I’ve often channel-surfed my way to the Pokemon television series, and it appeals to me. I haven’t overdosed on product placement, in fact I’m absorbed by the concept of these 150 quirkily improbably creatures; amused by the antics of Pokemon trainers Ash, Brock and Misty, and of course Team Rocket, Pokemon’s token Bad guys. It’s all very fluffy – Ash and his chums are a typically inoffensive bunch of late nineties cartoon kids, all multicultural and altruistic. Team Rocket, ritually humiliated at the end of each TV episode, are far from sinister. And the Pokemon themselves are hardly standard monsters - indeed, the idea of such endearingly cute creatures engaging in brutal single combat is pleasantly incongruous.
I learnt very little form the anti-hype, and I suspected I’d learn less form the hype. Instead, I consulted a genuine expert on all things Pokemon. Saul, being eleven, is more than qualified to help me plumb the depths of Pokemon Cool. Forget about violence in Pokemon, by the way. Combat, for Pokemon, is like sports for humans, a challenging and rewarding physical endeavour. The incongruity of cute being cruel is fairly irrelevant when you consider what otherwise civilised beings are prepared to endure for kicks. And Pokemon are never Bad. Pokemon only do bad things because their trainers bid them thus. There’s a conspicuous lack of death in Pokemon. It’s just too nice. Even Team Rocket feature fondly in the arcana of Pokemon collectibles. But it’s not really about the humans. Their part in the whole thing is secondary - Picachu, Squirtle, Bulbasaur and chums are what it’s all about. It’s the way they look and act, Saul tells me. Part of the Pokemon experience is that it demands a multiplicate mental catalogue of names, types, attributes and evolutions. It’s all essential to gameplay, and far from passive entertainment.

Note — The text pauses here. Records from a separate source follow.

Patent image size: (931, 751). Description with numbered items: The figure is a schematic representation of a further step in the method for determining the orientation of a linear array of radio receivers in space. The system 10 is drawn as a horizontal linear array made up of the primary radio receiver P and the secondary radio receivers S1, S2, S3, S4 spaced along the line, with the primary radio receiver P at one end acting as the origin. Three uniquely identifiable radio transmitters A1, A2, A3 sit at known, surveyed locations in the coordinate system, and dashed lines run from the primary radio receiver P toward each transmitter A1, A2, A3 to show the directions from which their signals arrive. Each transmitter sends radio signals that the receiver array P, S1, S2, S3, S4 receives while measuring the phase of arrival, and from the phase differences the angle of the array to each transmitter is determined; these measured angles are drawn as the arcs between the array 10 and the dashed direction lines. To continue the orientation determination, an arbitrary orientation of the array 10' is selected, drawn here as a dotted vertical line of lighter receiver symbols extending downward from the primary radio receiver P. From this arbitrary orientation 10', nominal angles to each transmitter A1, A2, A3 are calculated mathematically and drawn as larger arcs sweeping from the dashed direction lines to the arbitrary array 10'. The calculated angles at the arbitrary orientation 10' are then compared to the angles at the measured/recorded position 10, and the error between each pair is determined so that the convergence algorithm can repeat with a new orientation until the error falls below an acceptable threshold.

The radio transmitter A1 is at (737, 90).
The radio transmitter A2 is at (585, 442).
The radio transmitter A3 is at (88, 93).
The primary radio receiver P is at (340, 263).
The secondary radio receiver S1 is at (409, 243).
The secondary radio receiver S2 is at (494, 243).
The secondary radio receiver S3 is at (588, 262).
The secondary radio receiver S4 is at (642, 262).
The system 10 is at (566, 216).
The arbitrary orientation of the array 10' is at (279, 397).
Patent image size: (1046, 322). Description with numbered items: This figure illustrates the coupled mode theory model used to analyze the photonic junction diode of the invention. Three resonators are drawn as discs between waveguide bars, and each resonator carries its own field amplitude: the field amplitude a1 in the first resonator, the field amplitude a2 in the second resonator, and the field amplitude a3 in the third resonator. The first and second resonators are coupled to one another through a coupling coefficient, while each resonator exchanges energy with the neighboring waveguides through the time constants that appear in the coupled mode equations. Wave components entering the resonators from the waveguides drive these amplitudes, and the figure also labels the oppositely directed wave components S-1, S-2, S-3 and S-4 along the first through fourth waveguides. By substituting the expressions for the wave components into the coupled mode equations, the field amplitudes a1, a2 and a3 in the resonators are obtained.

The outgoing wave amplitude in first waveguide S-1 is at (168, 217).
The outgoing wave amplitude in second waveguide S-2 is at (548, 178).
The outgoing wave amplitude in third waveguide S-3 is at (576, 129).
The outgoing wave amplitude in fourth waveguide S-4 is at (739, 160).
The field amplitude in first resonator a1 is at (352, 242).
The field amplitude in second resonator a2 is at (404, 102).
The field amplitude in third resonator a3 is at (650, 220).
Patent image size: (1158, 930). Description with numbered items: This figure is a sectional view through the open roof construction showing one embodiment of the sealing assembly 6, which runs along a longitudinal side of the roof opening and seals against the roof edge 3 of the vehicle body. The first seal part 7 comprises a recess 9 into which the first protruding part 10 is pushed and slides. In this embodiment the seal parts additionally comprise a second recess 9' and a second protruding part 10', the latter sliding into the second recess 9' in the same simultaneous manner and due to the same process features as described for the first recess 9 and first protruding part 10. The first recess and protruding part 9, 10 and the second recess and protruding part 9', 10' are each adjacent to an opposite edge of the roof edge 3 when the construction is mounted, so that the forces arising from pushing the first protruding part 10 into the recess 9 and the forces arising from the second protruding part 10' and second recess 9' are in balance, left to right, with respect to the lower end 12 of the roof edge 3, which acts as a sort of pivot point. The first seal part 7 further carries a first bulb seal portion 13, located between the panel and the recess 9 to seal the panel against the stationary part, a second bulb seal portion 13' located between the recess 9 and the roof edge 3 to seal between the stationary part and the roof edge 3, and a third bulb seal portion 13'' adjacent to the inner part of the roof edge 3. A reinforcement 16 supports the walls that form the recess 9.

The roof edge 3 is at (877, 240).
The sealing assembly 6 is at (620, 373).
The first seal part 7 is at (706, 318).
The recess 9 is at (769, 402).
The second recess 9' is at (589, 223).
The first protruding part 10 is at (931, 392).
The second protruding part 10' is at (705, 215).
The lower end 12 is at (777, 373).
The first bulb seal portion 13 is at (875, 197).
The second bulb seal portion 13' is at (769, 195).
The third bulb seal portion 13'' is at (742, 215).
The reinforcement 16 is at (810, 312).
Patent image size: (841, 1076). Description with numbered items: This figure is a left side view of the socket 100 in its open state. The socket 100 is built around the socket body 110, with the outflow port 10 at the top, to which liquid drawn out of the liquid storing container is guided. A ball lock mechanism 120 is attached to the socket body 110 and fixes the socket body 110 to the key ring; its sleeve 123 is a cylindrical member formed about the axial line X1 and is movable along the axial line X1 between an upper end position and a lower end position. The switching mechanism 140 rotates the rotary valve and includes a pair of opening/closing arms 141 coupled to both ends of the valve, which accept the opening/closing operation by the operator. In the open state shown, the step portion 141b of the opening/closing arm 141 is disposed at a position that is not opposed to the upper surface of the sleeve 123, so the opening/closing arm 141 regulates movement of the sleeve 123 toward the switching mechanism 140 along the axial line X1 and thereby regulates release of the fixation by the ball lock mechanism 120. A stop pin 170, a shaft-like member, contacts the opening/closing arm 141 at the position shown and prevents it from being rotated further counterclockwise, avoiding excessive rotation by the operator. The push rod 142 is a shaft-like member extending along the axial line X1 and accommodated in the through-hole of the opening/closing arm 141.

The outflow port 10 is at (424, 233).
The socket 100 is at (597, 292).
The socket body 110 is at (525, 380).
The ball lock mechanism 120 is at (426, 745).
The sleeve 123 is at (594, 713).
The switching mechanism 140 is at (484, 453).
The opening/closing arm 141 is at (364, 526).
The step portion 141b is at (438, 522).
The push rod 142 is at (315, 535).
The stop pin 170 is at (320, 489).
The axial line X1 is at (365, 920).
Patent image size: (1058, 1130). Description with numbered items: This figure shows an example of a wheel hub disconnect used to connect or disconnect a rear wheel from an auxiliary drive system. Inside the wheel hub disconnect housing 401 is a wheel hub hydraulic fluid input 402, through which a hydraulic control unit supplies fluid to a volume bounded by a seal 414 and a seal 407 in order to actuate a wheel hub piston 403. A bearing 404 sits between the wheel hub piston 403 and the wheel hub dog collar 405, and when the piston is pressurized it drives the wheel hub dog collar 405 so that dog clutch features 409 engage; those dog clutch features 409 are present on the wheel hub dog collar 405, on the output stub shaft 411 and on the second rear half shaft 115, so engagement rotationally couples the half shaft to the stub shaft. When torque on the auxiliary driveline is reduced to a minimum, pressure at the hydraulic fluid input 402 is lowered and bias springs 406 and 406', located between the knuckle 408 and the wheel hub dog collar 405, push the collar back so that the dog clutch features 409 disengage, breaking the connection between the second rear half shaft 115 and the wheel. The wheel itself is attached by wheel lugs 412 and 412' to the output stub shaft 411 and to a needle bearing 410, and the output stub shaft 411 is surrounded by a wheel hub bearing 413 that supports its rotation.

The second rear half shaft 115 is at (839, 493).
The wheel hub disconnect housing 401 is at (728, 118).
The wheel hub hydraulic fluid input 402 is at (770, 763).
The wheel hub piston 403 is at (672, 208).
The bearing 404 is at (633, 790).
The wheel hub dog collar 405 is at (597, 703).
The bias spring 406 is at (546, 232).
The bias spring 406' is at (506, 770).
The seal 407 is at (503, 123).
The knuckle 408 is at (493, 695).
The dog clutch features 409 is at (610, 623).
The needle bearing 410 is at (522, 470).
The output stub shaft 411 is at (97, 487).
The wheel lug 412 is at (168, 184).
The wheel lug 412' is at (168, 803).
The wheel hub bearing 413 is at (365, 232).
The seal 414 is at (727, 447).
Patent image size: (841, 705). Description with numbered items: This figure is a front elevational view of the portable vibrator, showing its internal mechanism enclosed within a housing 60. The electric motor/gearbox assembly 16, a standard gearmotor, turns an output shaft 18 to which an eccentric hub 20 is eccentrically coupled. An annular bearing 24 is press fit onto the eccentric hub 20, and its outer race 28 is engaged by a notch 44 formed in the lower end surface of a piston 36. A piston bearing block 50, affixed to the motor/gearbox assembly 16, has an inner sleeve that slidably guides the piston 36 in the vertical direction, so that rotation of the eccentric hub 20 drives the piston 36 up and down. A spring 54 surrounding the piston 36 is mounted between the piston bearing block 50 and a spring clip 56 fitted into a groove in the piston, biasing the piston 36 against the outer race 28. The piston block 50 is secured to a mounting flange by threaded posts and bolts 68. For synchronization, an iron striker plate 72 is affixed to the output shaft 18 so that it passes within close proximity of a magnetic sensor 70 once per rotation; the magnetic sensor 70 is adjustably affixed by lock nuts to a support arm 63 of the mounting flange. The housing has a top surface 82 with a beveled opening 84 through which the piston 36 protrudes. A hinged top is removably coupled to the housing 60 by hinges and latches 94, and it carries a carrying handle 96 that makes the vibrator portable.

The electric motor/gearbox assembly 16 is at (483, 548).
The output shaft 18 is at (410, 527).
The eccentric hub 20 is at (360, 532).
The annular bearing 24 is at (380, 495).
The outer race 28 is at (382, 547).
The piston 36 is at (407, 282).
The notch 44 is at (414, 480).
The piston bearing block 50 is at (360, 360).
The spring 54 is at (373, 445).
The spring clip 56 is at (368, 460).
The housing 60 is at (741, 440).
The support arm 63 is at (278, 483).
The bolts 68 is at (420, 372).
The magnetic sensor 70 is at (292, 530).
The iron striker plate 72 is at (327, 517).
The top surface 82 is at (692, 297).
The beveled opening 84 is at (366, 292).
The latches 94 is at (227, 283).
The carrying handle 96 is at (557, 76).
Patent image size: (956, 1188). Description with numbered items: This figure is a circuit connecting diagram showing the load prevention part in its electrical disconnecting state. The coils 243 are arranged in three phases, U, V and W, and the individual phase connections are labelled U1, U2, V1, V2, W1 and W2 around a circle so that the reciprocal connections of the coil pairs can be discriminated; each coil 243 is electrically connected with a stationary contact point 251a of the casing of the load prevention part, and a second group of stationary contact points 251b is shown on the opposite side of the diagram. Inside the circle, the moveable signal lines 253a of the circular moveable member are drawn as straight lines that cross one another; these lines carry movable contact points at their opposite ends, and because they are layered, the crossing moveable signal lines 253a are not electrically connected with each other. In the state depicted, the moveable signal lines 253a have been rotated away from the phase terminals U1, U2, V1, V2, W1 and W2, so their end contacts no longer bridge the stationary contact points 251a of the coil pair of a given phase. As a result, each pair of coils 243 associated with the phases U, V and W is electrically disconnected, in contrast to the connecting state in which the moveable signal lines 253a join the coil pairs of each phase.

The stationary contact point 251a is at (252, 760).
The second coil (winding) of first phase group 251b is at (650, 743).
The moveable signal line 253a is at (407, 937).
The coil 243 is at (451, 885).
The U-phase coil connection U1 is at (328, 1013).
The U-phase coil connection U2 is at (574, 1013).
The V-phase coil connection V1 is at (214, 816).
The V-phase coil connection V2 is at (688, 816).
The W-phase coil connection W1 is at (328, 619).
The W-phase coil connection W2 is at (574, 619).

Pokemon, in its multifarious manifestations (book, games, TV, trading cards and every sort of tangential merchandise imaginable) and with it’s concept of Pokemon capture - Gotta Catch ‘Em ALL!!! – has been accused of fostering an fixation with acquisition and hoarding. Saul admits that too much money is probably spent on the Pokemon franchise, but it seems kids do see the Sell. It’s blatant, after all. When it comes to acquiring Cool Stuff, though, many aspects of the craze seem to encourage sociability and cooperation, such as the hugely popular trading cards or the range of GameBoy games, where trade with peers rather than voracious consumption is the name of the game. Pokemon feeds the head. Its aficionados aren’t about to murder their loved ones. It may possibly herald the Japanese dominance of global culture, but that’s as disturbing as it gets. Whether the sensation dies like so many others or evolves like Pokemon, it deserves to be regarded favourably among recent cultural ephemera. Give Pokemon a chance.